Take the previous record high in gold bets until the dramatic rally this year. Had you bought generic next-month gold futures when investor sentiment was at its old peak around Aug. 2, 2011, you'd have lost more than 20 percent by now just on the price movement. Actually, it's worse than that: Futures investors have to roll over their contracts month-to-month, meaning they'll tend to lose money from negative roll yield, particularly on commodities like gold that are in a state of seemingly perpetual contango.
It's a similar picture if you look back to the last spike in investor interest in June. Investors who took the opportunity to cash out in the weeks after the Brexit vote, when the metal surged to a two-year high of $1,374.20 per ounce, came out ahead. Those who held on in the hope the rally would endure ended up under water.

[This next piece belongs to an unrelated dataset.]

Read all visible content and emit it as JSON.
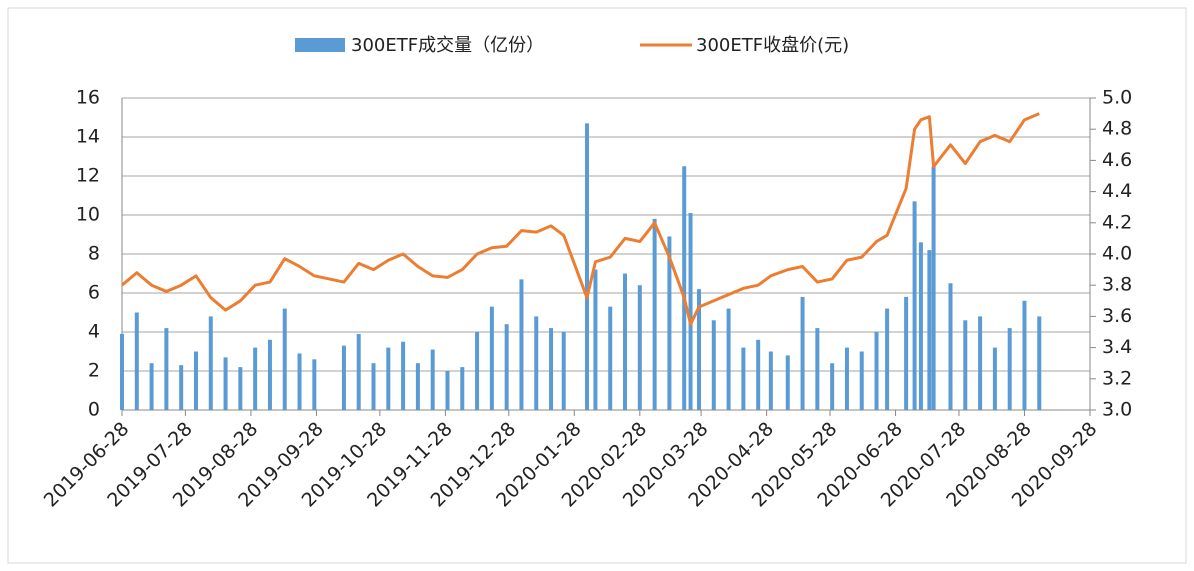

A Republican victory on Tuesday night would almost certainly spark an initial shift into Donald Trump's favorite metal -- not least because of the risk of a dollar rout, which tends to lift all commodities priced in greenbacks. But the movement isn't one way: As Bank of England Governor Mark Carney has seen since June, currency weakness can feed back into stronger inflation, which central bankers may try to tamp down with higher interest rates, in turn decreasing the attraction of holding a commodity like gold that doesn't generate income.
That's the best case for gold. Should Hillary Clinton win, the prospects are considerably worse. Economists polled by Bloomberg already expect the Federal Reserve to lift rates to 1.25 percent by the end of 2017, from the current 0.5 percent, presenting a formidable headwind to dollar investors in the metal. And while that net long position has decreased from the June highs, it's still about 50 percent above its five-year average levels, suggesting there's further to drop if investors shift into alternative assets once the geopolitical storm has passed.
Jewelry demand is already looking weak at current elevated prices, and without the mass of negative-yielding debt in Europe and Japan, prices would probably be lower than they are. The last time investors turned net sellers of gold, in 2013, prices fell for three straight years. Those net longs should take care: In the right conditions, even the firmest bedrock can turn into a landslide.